We evaluated 102 cases of BCC diagnosed at our hospital between April 2005 and March 2010. They were classified into pathological subtypes as shown in Table 1. The solid type was the most frequent in our database as reported elsewhere . The cystic type was relatively rare (2.9%) in the present study (Table 1). Among two other cases of the cystic type, in one, the patient did not undergo a dermatoscopic examination. In the other case, multiple blue/gray globules and arborizing telangiectasia were observed, but there were no homogenous blue/black areas (Figure 4). This may be due to the fact that, unlike the present case, a cystic area existed under tumor masses (Figure 5).
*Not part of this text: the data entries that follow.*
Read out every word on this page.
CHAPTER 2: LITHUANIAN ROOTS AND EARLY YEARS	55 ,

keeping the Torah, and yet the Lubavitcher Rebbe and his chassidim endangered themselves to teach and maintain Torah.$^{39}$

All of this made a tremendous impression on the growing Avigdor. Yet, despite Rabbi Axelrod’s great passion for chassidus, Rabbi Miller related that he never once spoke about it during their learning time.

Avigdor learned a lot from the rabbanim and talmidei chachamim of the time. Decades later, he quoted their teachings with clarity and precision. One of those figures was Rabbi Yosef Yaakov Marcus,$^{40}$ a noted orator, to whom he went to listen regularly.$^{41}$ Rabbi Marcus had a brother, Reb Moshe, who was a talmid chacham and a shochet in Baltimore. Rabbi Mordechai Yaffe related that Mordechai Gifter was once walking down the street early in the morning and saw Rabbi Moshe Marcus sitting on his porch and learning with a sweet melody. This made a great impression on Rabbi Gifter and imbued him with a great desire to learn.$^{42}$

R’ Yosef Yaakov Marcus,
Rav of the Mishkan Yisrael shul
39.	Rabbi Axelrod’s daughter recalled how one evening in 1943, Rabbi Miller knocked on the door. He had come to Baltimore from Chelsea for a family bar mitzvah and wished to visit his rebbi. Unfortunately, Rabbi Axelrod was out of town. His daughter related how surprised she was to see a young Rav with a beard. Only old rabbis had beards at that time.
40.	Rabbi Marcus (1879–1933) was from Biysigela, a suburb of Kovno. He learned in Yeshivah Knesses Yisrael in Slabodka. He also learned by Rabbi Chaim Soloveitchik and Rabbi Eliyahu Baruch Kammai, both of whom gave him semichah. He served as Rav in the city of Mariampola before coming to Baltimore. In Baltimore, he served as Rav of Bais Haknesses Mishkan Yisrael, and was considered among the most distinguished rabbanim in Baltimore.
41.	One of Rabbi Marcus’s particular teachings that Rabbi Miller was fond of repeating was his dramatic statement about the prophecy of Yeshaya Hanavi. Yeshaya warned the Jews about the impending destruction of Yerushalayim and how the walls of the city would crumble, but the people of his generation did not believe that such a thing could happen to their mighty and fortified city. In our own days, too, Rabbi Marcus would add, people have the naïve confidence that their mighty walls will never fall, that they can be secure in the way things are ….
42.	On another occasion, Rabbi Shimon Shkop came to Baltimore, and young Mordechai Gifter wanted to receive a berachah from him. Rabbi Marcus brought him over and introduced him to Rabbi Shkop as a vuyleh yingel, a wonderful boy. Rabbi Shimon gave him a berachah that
In conclusion, we herein reported a cystic BCC showing a blue/black nodule on the right chest wall. Dermatoscopy revealed a homogenous blue/black area with arborizing telangiectasia. This rare clinical appearance made it difficult to diagnose; however, our findings suggest that BCC should be considered when a dermatoscopic examination reveals a cystic lesion with a homogenous blue/black area with arborizing telangiectasia.